I also discussed with her something my parents did for me as a kid. I told Ella that if there was a toy she wanted to save for that cost more, she could earn half and mom and dad would help with the rest. I remember really appreciating this as a kid – this way, a Barbie doll was not out of my reach and going to the store to pick one out was a big occasion. It also echoes what I believe is our relationship with God – We do all we can and then he makes up the rest. It’s similar to the concept that I talked about last week – You try and I’ll be here to help you.
So, she’s now eagerly saving for a new prince doll – 1 prince to 5 princesses isn’t quite working here. :0)
I’m curious as we look toward the future: How does allowance work at your house? How do you work to combat feelings of entitlement in your kids? Do you have suggestions for helping kids value what they have?
This is really cool. K is no where near understanding this. But it is definitely nice. Right now we’re in the ‘you have to pay for it before you eat it’ stage (as in don’t open that in the store).. and ‘daddy works to make money to pay bills’.
For good ideas regarding allowances, I recommend the book “The Parenting Breakthrough” by Merrilee Boyack. While the book is a little annoying to read (read it and you’ll know why), her finance chapter has fabulous ideas. For helping your kids value what they have: give them less and let them earn more if they want it. If you really want your kids to be happy, teach them to be independent.

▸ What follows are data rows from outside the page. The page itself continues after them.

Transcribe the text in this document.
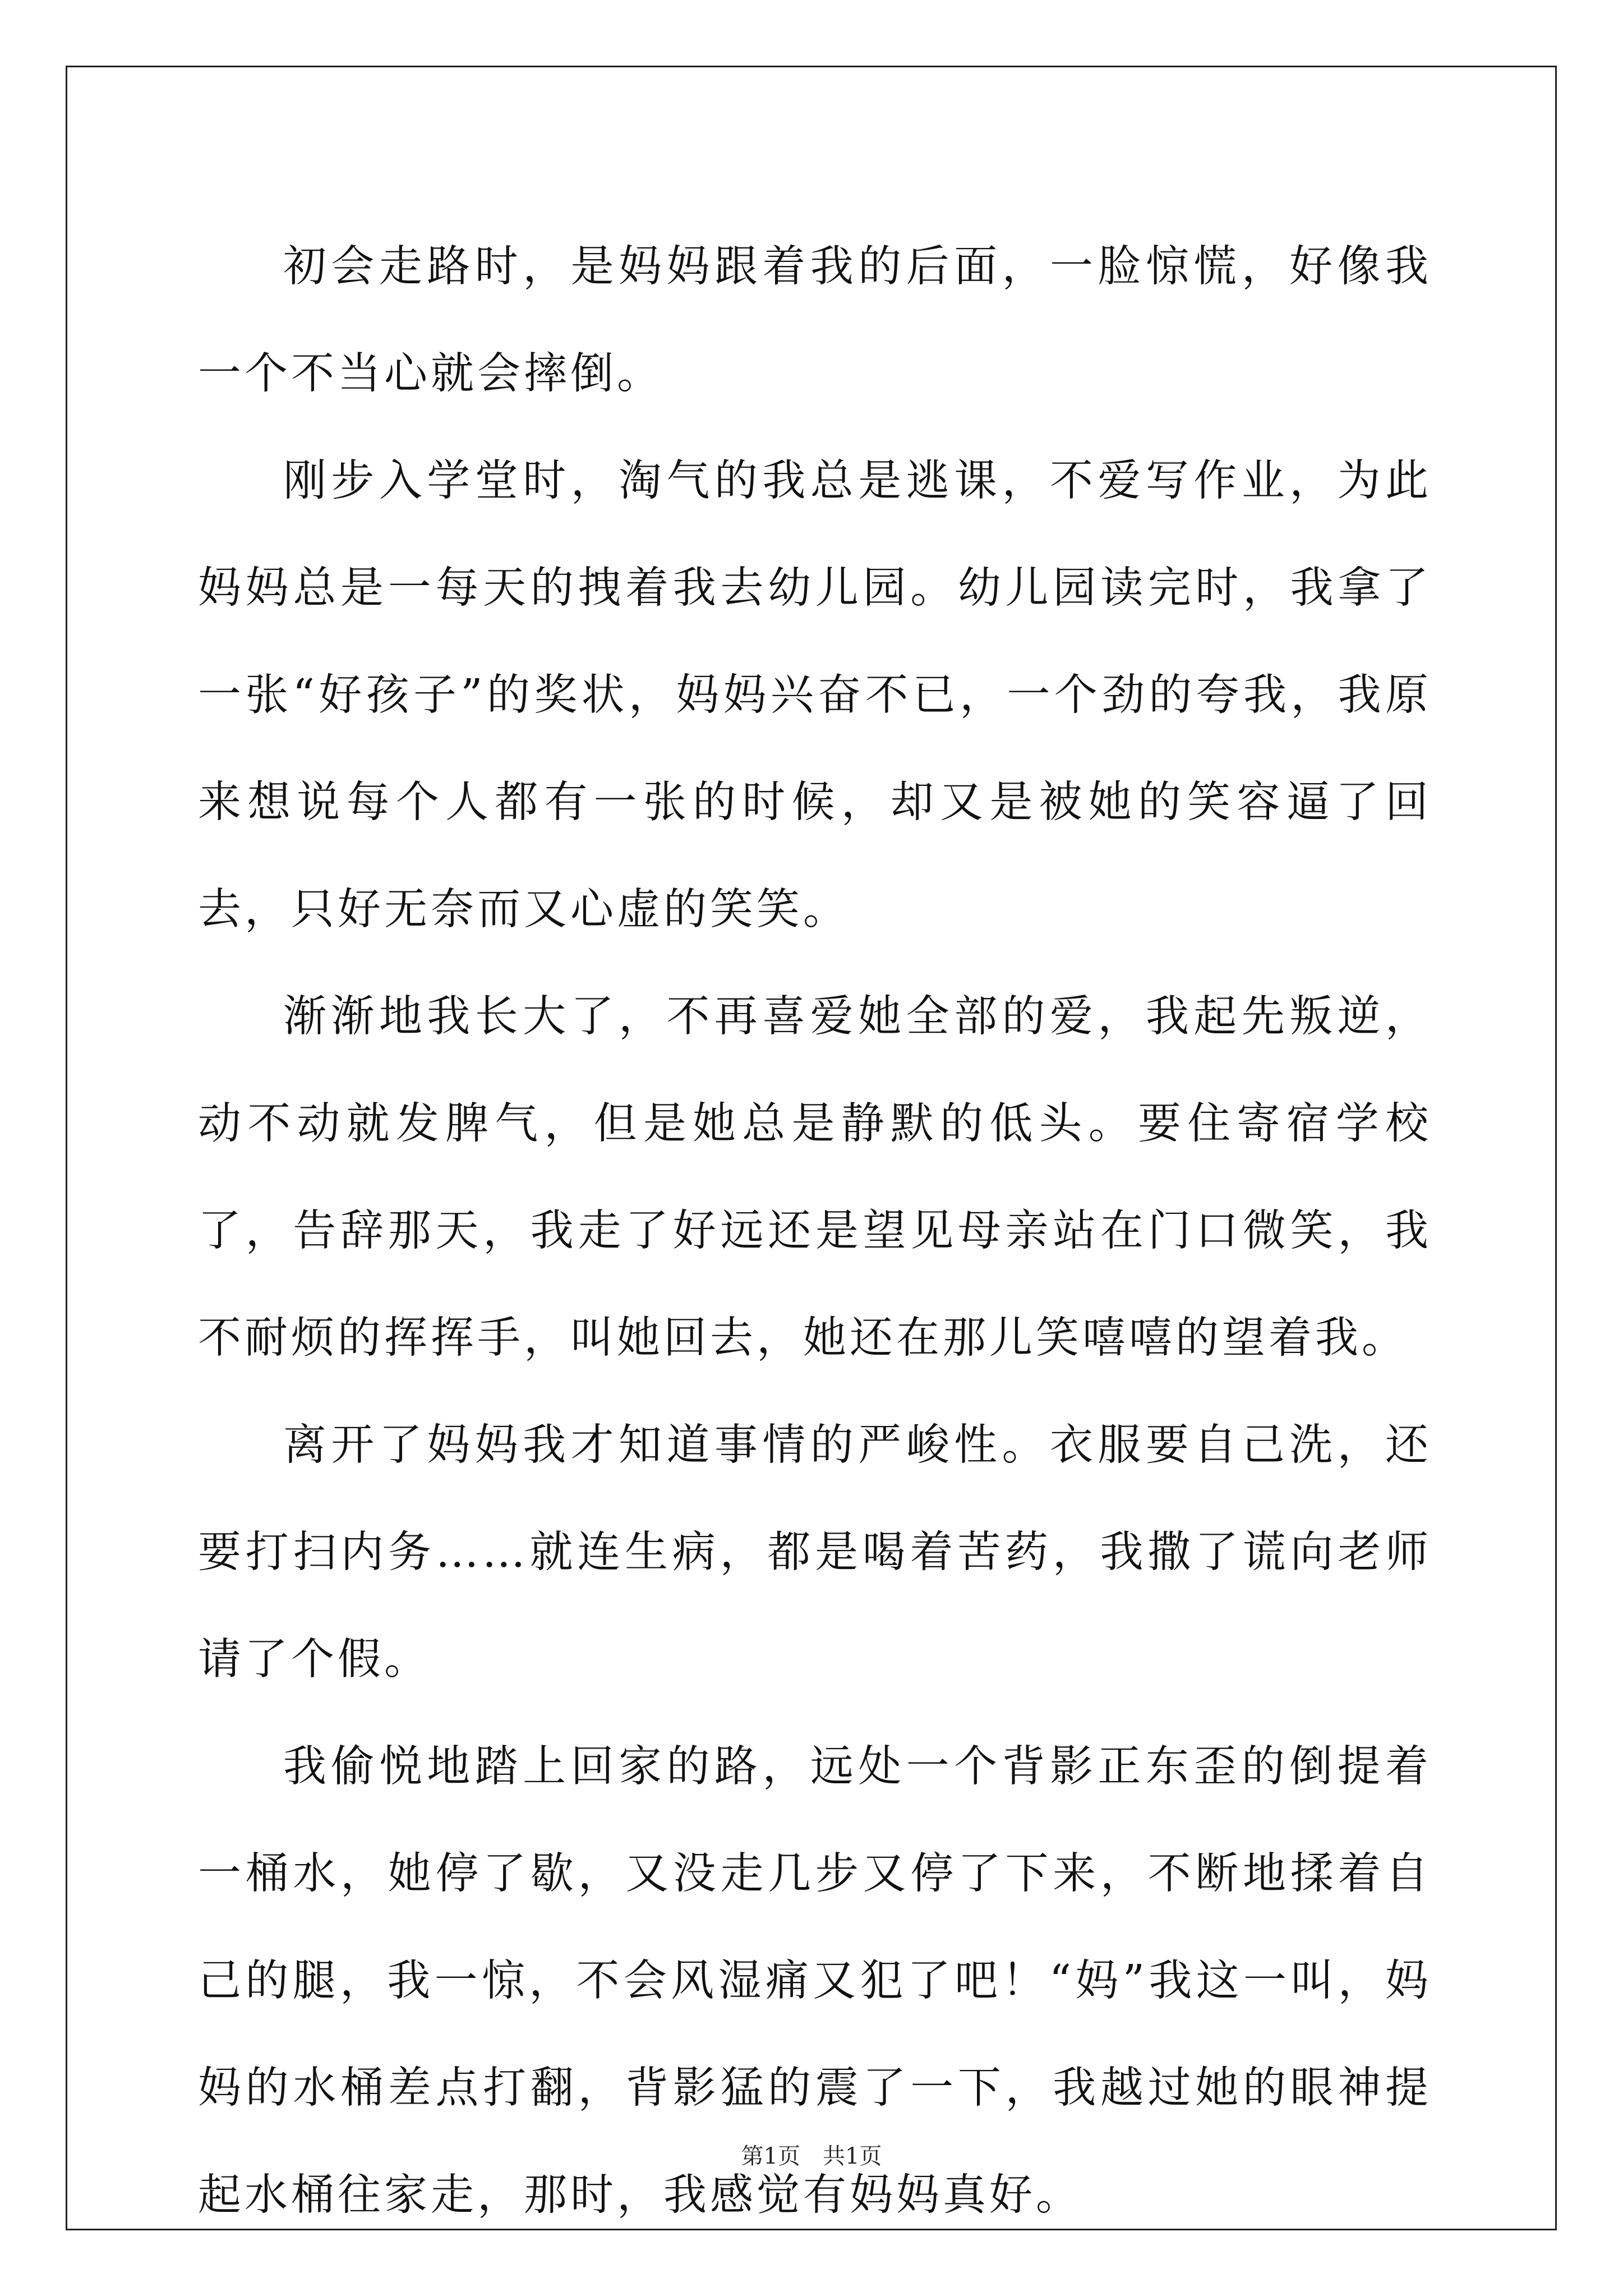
初会走路时，是妈妈跟着我的后面，一脸惊慌，好像我一个不当心就会摔倒。

刚步入学堂时，淘气的我总是逃课，不爱写作业，为此妈妈总是一每天的拽着我去幼儿园。幼儿园读完时，我拿了一张“好孩子”的奖状，妈妈兴奋不已，一个劲的夸我，我原来想说每个人都有一张的时候，却又是被她的笑容逼了回去，只好无奈而又心虚的笑笑。

渐渐地我长大了，不再喜爱她全部的爱，我起先叛逆，动不动就发脾气，但是她总是静默的低头。要住寄宿学校了，告辞那天，我走了好远还是望见母亲站在门口微笑，我不耐烦的挥挥手，叫她回去，她还在那儿笑嘻嘻的望着我。

离开了妈妈我才知道事情的严峻性。衣服要自己洗，还要打扫内务……就连生病，都是喝着苦药，我撒了谎向老师请了个假。

我偷悦地踏上回家的路，远处一个背影正东歪的倒提着一桶水，她停了歇，又没走几步又停了下来，不断地揉着自己的腿，我一惊，不会风湿痛又犯了吧！“妈”我这一叫，妈妈的水桶差点打翻，背影猛的震了一下，我越过她的眼神提起水桶往家走，那时，我感觉有妈妈真好。

第1页　共1页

BTW, congrats on #3. we miss you guys.
I think you’re doing a great job with this. The fact that she’s four and understands the concept of self reliance, even on this small scale, is amazing. I started helping my mom with a paper route when I was 9 and did it all the way until I was 16. When I was 9 I made about $20 a month, it was a great feeling to know that I could buy things for myself. And Mom always told me stories of how she and her sisters started buying their own school clothes when they were 11 or 12 by working in the berry fields all summer, and it made me feel like I came from a long line of capable, self reliant individuals. So, I think passing on those stories of how kids’ family members have worked hard for the things they have is an important heritage piece to helping them embrace self reliance.

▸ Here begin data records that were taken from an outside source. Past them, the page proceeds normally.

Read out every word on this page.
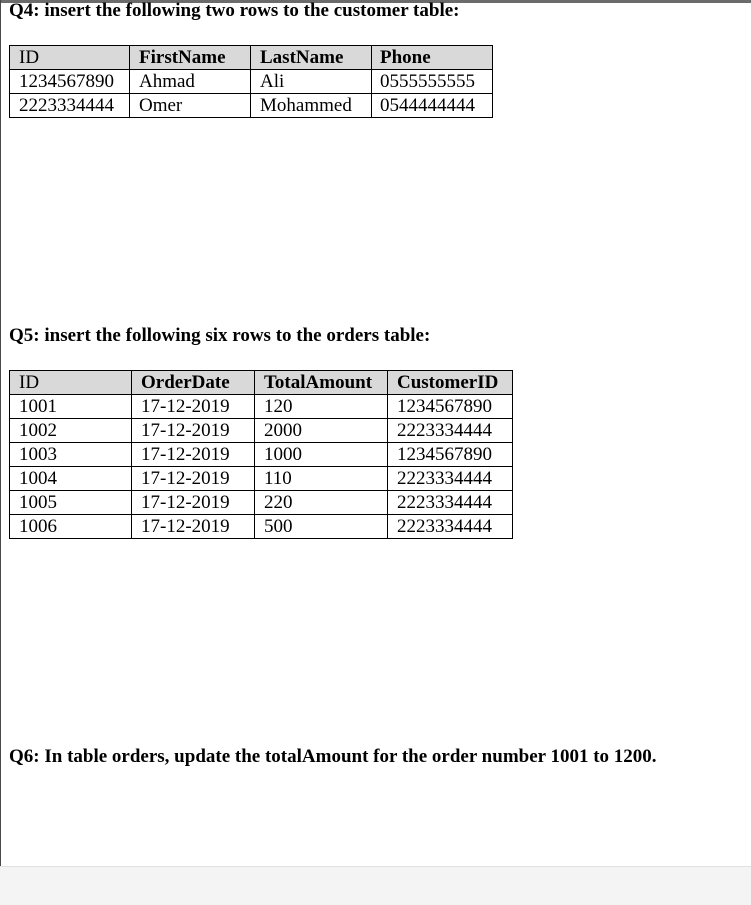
Q4: insert the following two rows to the customer table:
ID	FirstName	LastName	Phone
1234567890	Ahmad	Ali	0555555555
2223334444	Omer	Mohammed	0544444444
Q5: insert the following six rows to the orders table:
ID	OrderDate	TotalAmount	CustomerID
1001	17-12-2019	120	1234567890
1002	17-12-2019	2000	2223334444
1003	17-12-2019	1000	1234567890
1004	17-12-2019	110	2223334444
1005	17-12-2019	220	2223334444
1006	17-12-2019	500	2223334444
Q6: In table orders, update the totalAmount for the order number 1001 to 1200.
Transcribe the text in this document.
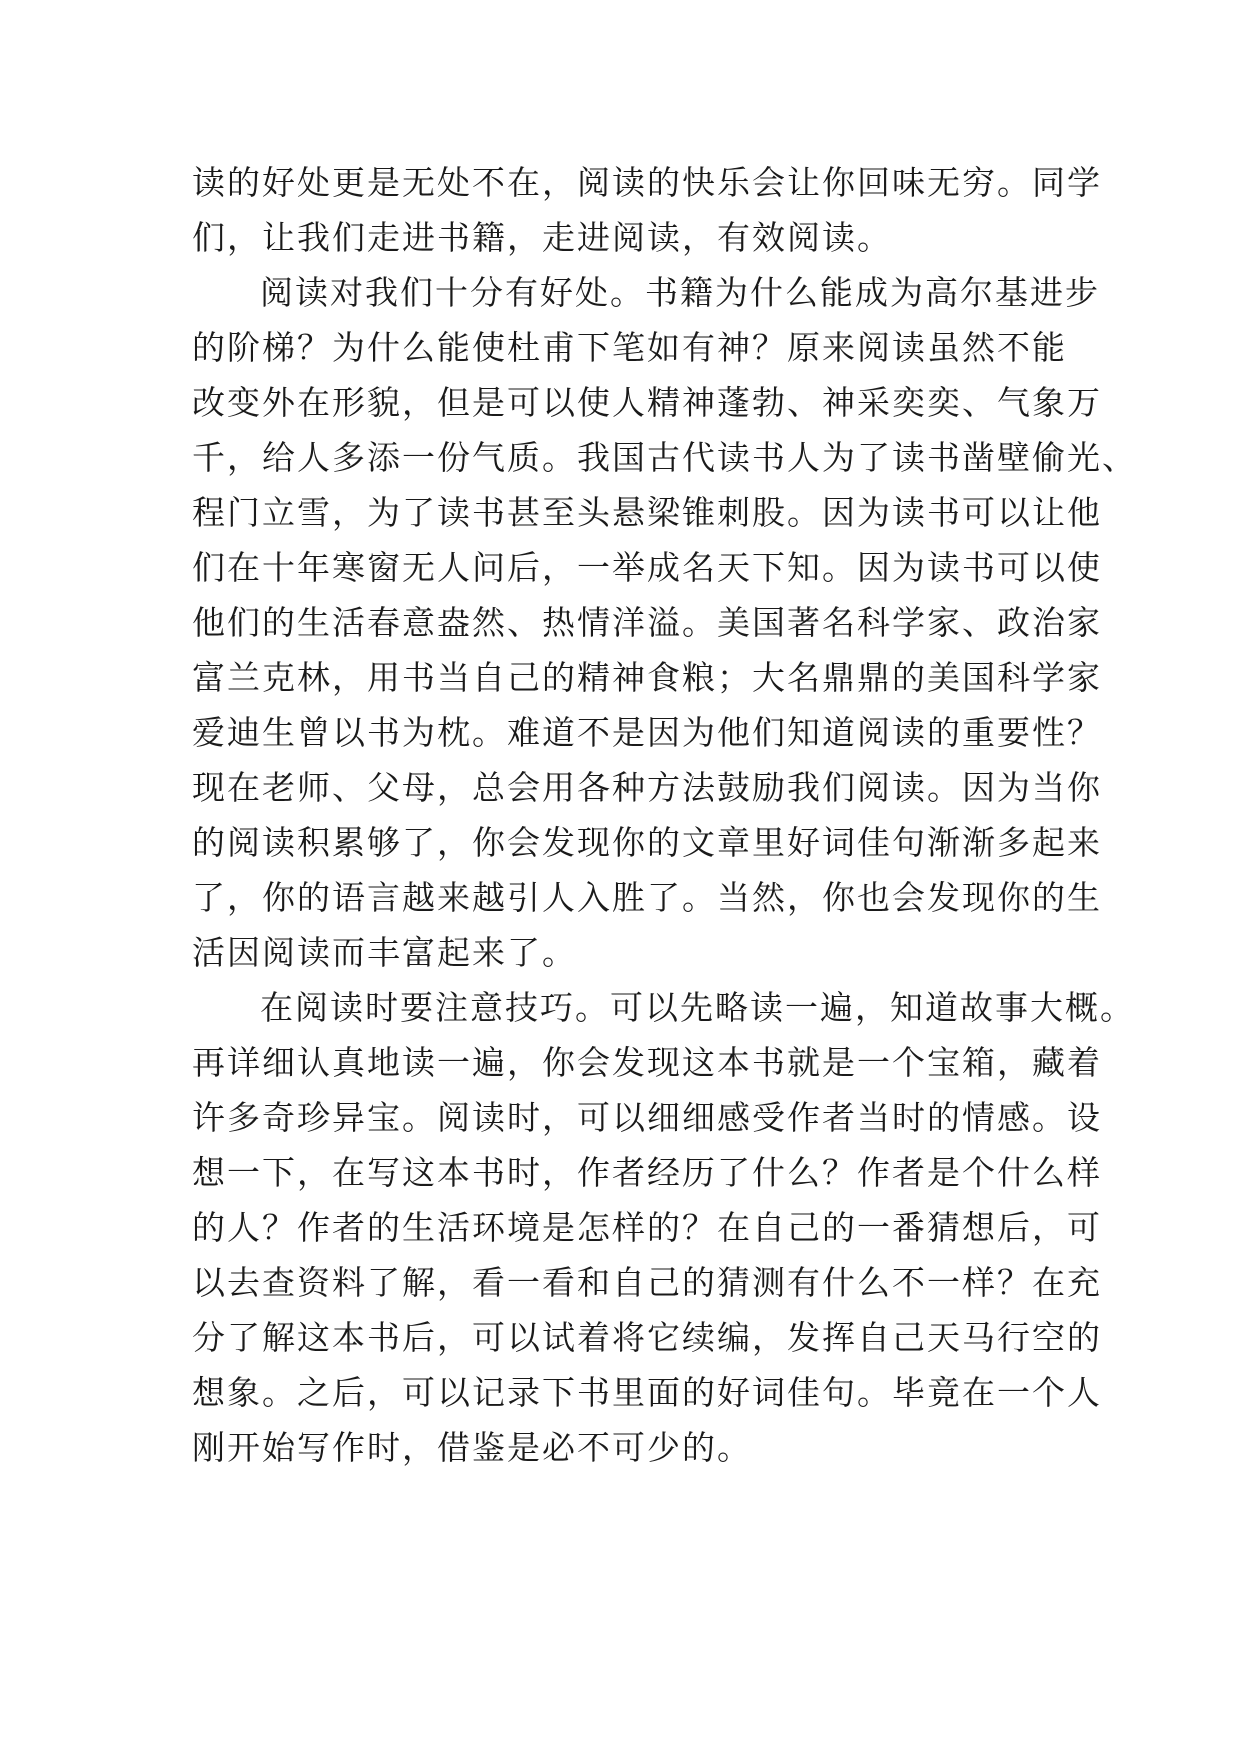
读的好处更是无处不在，阅读的快乐会让你回味无穷。同学
们，让我们走进书籍，走进阅读，有效阅读。
阅读对我们十分有好处。书籍为什么能成为高尔基进步
的阶梯？为什么能使杜甫下笔如有神？原来阅读虽然不能
改变外在形貌，但是可以使人精神蓬勃、神采奕奕、气象万
千，给人多添一份气质。我国古代读书人为了读书凿壁偷光、
程门立雪，为了读书甚至头悬梁锥刺股。因为读书可以让他
们在十年寒窗无人问后，一举成名天下知。因为读书可以使
他们的生活春意盎然、热情洋溢。美国著名科学家、政治家
富兰克林，用书当自己的精神食粮；大名鼎鼎的美国科学家
爱迪生曾以书为枕。难道不是因为他们知道阅读的重要性？
现在老师、父母，总会用各种方法鼓励我们阅读。因为当你
的阅读积累够了，你会发现你的文章里好词佳句渐渐多起来
了，你的语言越来越引人入胜了。当然，你也会发现你的生
活因阅读而丰富起来了。
在阅读时要注意技巧。可以先略读一遍，知道故事大概。
再详细认真地读一遍，你会发现这本书就是一个宝箱，藏着
许多奇珍异宝。阅读时，可以细细感受作者当时的情感。设
想一下，在写这本书时，作者经历了什么？作者是个什么样
的人？作者的生活环境是怎样的？在自己的一番猜想后，可
以去查资料了解，看一看和自己的猜测有什么不一样？在充
分了解这本书后，可以试着将它续编，发挥自己天马行空的
想象。之后，可以记录下书里面的好词佳句。毕竟在一个人
刚开始写作时，借鉴是必不可少的。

I think you are doing a great job, too. We handled it much the same way – chores are done because you live here and contribute, but extras can be compensated. There are always ways to earn more in this house! My son was really good at learning to save. We have never purchased a video game console for him, and he’s had 3!! He’s always saved and saved until he had enough to buy it himself. Some big things we have gone in halves on. And now that he’s a teenager we face him needing money more often, but being very busy with school and baseball. Our agreement is that we will help him with spending money as long as grades stay up (he gets mostly A’s, so I’m not complaining!), he still playing baseball (they only get 3 months off), and he does extras around the house and yard to earn some of the cash. It’s tricky, like you said, because I don’t ever want him to thing we’ll just finance his every whim. So far it’s worked well, and he’s super responsible and makes great choices on what he spends money on!